Componente fondamentale della guerra ibrida, la guerra cibernetica combattuta da divisioni di specialisti e hacker “mercenari” si basa sull’impiego di virus e worm (malware capaci di autoreplicarsi) elaborati appositamente per spiare e colpire i terminali e le reti informatiche utilizzate dal nemico. I pacchetti di malware immessi in un terminale possono rivelarsi letali per l’economia e le comunicazioni di una nazione impreparata, o per le strategie di un intero esercito del quale si potrebbe anticipare o prevenire ogni mossa di cui si è venuti a conoscenza.

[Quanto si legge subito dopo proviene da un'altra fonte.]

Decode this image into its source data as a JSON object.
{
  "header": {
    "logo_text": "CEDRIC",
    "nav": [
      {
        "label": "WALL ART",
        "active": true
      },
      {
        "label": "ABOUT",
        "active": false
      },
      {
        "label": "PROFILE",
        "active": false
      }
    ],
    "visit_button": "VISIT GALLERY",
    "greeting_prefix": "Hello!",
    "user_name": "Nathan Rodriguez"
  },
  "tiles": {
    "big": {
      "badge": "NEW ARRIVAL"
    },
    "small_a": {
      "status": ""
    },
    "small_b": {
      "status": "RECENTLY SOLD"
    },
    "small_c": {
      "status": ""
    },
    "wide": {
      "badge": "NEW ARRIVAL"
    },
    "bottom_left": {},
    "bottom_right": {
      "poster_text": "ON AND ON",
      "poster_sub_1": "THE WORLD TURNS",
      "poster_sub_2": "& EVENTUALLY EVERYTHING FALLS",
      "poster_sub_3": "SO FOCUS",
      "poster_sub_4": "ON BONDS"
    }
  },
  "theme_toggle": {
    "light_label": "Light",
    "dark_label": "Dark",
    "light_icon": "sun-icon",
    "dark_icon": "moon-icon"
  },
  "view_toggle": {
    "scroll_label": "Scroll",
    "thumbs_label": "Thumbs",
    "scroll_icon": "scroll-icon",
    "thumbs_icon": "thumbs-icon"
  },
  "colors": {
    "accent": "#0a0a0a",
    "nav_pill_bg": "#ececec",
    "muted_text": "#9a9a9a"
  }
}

L’ex operativo dell’Nsa Edward J. Snowden e Wikileaks resero noti una lista di documenti altamente classificati che illustrarono i diversi sistemi impiegati dalla stessa Nsa e dalla Cia per monitorare i computer dove erano custoditi dati sensibili e per controllare soggetti classificati come “High-value” dal governo statunitense. Tra i documenti svelati in seguito compaiono anche le modalità e i mezzi impiegati dagli hacker coreani durante il cyberattacco lanciato ai danni della Sony Pictures Entertainment: distributrice del film satirico “The Interview”.